Em 2019, o icônico personagem Batman completa 80 anos desde sua criação para os quadrinhos. E ainda que as adaptações para cinema já datem da década de 40, no formato episódico, hoje as adaptações mais conhecidas começam com o seriado para a televisão de 1966, seguido da adaptação de Tim Burton (1989), a trilogia de Christopher Nolan(2005-2012), e a recente adaptação de Zack Snyder (2015-2017) para a tentativa de criação de um universo cinematográfico. Todas essas produções, as mais memoráveis, tem uma coisa em comum: em algum momento tiveram a participação de um personagem que quiçá seja ainda mais marcante que o próprio Batman – o Coringa.

Com a tentativa fracassada da criação de um universo cinematográfico coeso para os personagens da DC Comics, a Warner Bros. deixou de lado temporariamente a última versão do Coringa, interpretado por Jared Leto, para produzir um filme independente e sem conexão com nenhum filme anterior, com uma história original para o clássico vilão. Escrito e dirigido por Todd Phillips (conhecido por comédias como “Se Beber Não Case”) e protagonizado por Joaquin Phoenix (conhecido por dramas cômicos como “Ela” e “Um Homem Irracional”), “Coringa” chega aos cinemas em uma produção que tecnicamente beira a perfeição, mas ao mesmo tempo traz uma inversão de valores absurda associada a uma mensagem política unilateral que incita o caos e a violência.

No longa, Arthur Fleck é um palhaço de rua com graves problemas psicológicos que vive com sua mãe em condições precárias. Uma sequência de acontecimentos desastrosos o leva a investigar suas origens, que serão o estopim para que um psicopata seja revelado. Joaquin Phoenix se entrega de corpo e alma para o personagem em uma atuação brilhante e com uma característica que torna o personagem ainda mais assustador: é uma atuação palpável, muito próximo do que consideramos que possa ser real.

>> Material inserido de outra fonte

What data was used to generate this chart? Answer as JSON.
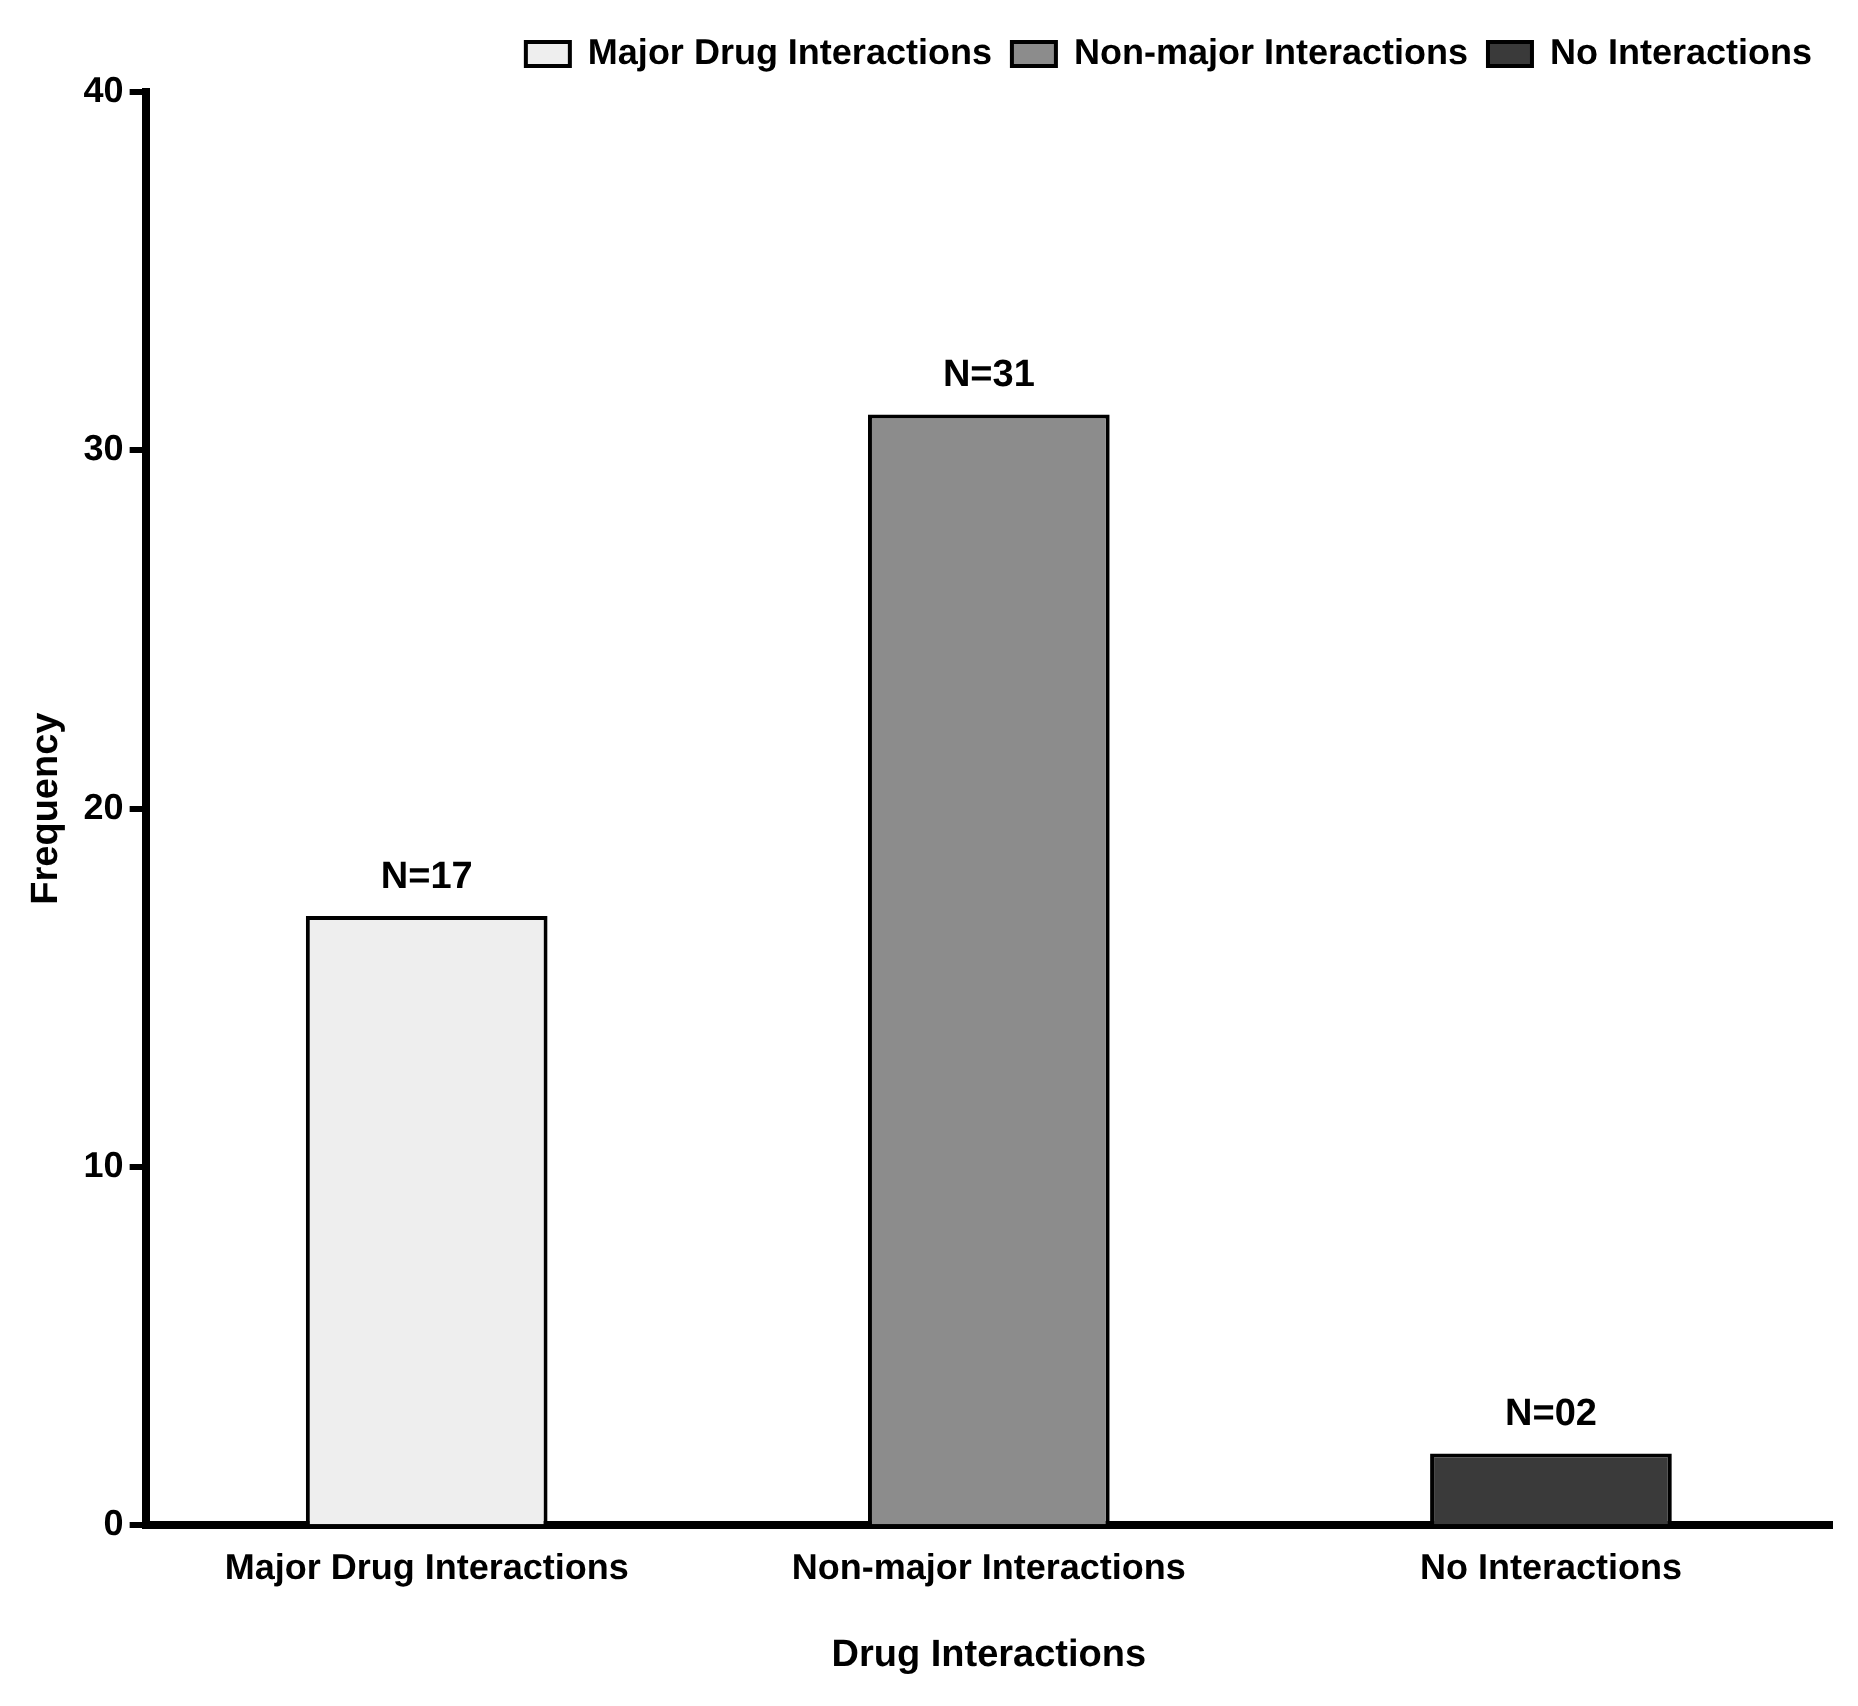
{
  "chart_data": {
    "type": "bar",
    "xlabel": "Drug Interactions",
    "ylabel": "Frequency",
    "categories": [
      "Major Drug Interactions",
      "Non-major Interactions",
      "No Interactions"
    ],
    "series": [
      {
        "name": "Major Drug Interactions",
        "color": "#eeeeee",
        "values": [
          17,
          null,
          null
        ],
        "value_labels": [
          "N=17",
          null,
          null
        ]
      },
      {
        "name": "Non-major Interactions",
        "color": "#8c8c8c",
        "values": [
          null,
          31,
          null
        ],
        "value_labels": [
          null,
          "N=31",
          null
        ]
      },
      {
        "name": "No Interactions",
        "color": "#3a3a3a",
        "values": [
          null,
          null,
          2
        ],
        "value_labels": [
          null,
          null,
          "N=02"
        ]
      }
    ],
    "ylim": [
      0,
      40
    ],
    "yticks": [
      0,
      10,
      20,
      30,
      40
    ],
    "grid": false,
    "legend": "top right"
  }
}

Todd Phillips surpreende por entregar um personagem dramático tão bem escrito, visto que sua carreira é basicamente pautada na comédia, e impressiona muito pelo ritmo de roteiro, escolha precisa de enquadramentos, e capacidade de criar uma ansiedade no público com um desfecho a altura. A escolha da trilha sonora também foi feita a dedo, e nos guia para os diversos sentimentos que o filme pretende nos levar. E como a cereja de um bolo, ainda temos a participação de Robert De Niro que dispensa qualquer comentário.




Todavia, é necessária uma reflexão especial para este filme, pois em meio a todo esse cuidado que entregou uma incrível obra cinematográfica, temos a presença de uma mensagem política tendenciosa e unilateral, a qual nos dias de hoje se mostra perigosíssima para ser veiculada em massa, pois incita o caos e a violência de tal forma que pode influenciar as fracas mentes da geração atual. Talvez o maior perigo seja o uso de um plano de fundo muito conhecido, com um personagem muito conhecido para expor uma opinião política muito clara e que muito se distancia do que foi feito em torno do Coringa até agora.

Ao contrário dos recentes filmes da J.K. Rowling que traz personagens originais para levantar um debate político e sutil, “Coringa” escancara na tela a luta entre classes sociais, com uma visão deturpada e hipócrita dos “ricos”, jogando na lama de forma desnecessária e imoral o que tinha sido estabelecido na história do Batman até aqui, e valoriza o caos de uma forma muito crua. Pela primeira vez, temos um Coringa que não traz o caos pelo caos, mas um Coringa como um símbolo de uma luta social, que coloca a violência como principal forma de combate “aos ricos” e “ao sistema”. Não seria uma surpresa se uma das intenções dos produtores do longa fosse substituir as máscaras do V, personagem do longa “V de Vingança”, em manifestações populares, pela máscara do Coringa.

O braço político do cinema não está em julgamento aqui. A política é inerente a qualquer forma de arte. Mas a utilização de um personagem há muitos anos estabelecido para a transmissão de um viés ideológico é no mínimo passível de um questionamento ético. Se tirássemos todos os elementos que remetem ao personagem da DC Comics do filme, o filme não perderia absolutamente nada em questão de conteúdo e valores. Até quando é correto utilizar-se da propriedade intelectual de outrem para transmitir uma ideologia?

Com essas premissas, caro leitor, peço cautela e um olhar crítico e cético para o que te espera nas salas de cinema. Prêmios e aplausos em festivais nada significam se aqueles que o proporcionam também estão imersos no mesmo mar de hipocrisia ideológica.